Bu sergiler yalnızca düzenlendikleri ülkede kalmayıp eserlerin bir kısmı gezici sergi olarak ABD'den Japonya'ya kadar varan bir coğrafyayı katetmiş ve böylece "Öznel Fotoğrafçılık" kavramının o zamanki uluslararası sanat tartışmasına girmesini ve yayılmasını sağlamıştır. Sergilerin üçünde de Almanya dışından gelen eserlerin varlığına büyük önem veriliyordu; "Öznel Fotoğrafçılık" sanatseverlerin karşısına uluslararası niteliğe sahip bir olgu olarak çıkıyordu. Ancak, bu akıma ilk ivmeyi veren fotoğrafçılar, özellikle batı ve güneybatı bölgelerinde olmak üzere Federal Almanya Cumhuriyeti'nde yaşıyordu.

II
Deneysel Fotoğrafçılıkta Öncü Bir Grup

"fotoform"
1949 - 1958

Wolfgang Reisewitz

Peter Keetman

Siegfried Lauterwasser

Toni Schneiders

Ludwig Windstoßer

Otto Steinert

Küçük fakat elit bir kitleyi teşkil eden avangardist "fotoform" grubunun çekirdek kadrosu, fotoğrafçılar camiasında "öfkeli gençler" olarak bilinen Wolfgang Reisewitz (grubun kurucusu), Peter Keetman, Siegfried Lauterwasser, Toni Schneiders, Ludwig Windstoßer ve Otto Steinert'ten oluşuyordu (Steinert ileride grubun sözcülüğünü üstlenecektir).
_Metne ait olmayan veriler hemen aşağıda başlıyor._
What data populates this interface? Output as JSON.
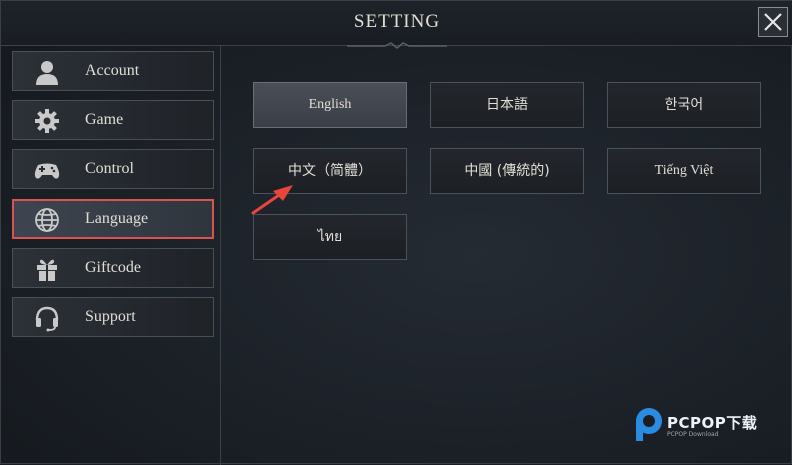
{
  "window": {
    "title": "SETTING"
  },
  "sidebar": {
    "items": [
      {
        "label": "Account",
        "icon": "user-icon"
      },
      {
        "label": "Game",
        "icon": "gear-icon"
      },
      {
        "label": "Control",
        "icon": "gamepad-icon"
      },
      {
        "label": "Language",
        "icon": "globe-icon",
        "active": true
      },
      {
        "label": "Giftcode",
        "icon": "gift-icon"
      },
      {
        "label": "Support",
        "icon": "headset-icon"
      }
    ]
  },
  "languages": [
    {
      "label": "English",
      "selected": true
    },
    {
      "label": "日本語"
    },
    {
      "label": "한국어"
    },
    {
      "label": "中文（简體）"
    },
    {
      "label": "中國 (傳統的)"
    },
    {
      "label": "Tiếng Việt"
    },
    {
      "label": "ไทย"
    }
  ],
  "watermark": {
    "text": "PCPOP下载",
    "sub": "PCPOP Download"
  },
  "colors": {
    "highlight": "#d9534f",
    "arrow": "#e8453c",
    "watermark_blue": "#2a8ce0"
  }
}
Grubun yedinci ve diğerlerinden neredeyse 15-20 yaş daha büyük olan "senior" üyesi, 1951 yılında aldığı özel davet üzerine gruba katılan Heinz Hajek-Halke idi. Federal Almanya'daki savaş sonrası fotoğrafçılığında çok özel bir yer işgal eden bu grubun oluşum süreci hakkında sıkça bahsedilmiştir. Önemi sonradan anlaşılan birçok olguda olduğu gibi "fotoform"un kısa varoluş süresini göz önüne sererken de tartışmalar doğmuş, çelişkiler yaşanmış ve hatta polemiğe girilmiştir. Oysa konu veya süreç tek boyutlu olmamasına karşın yalındır. Burada nesnel bir biçimde "fotoform"un kuruluşuyla son bulan aşamaların toparlanmasına, özetlenmesine çalışılacaktır.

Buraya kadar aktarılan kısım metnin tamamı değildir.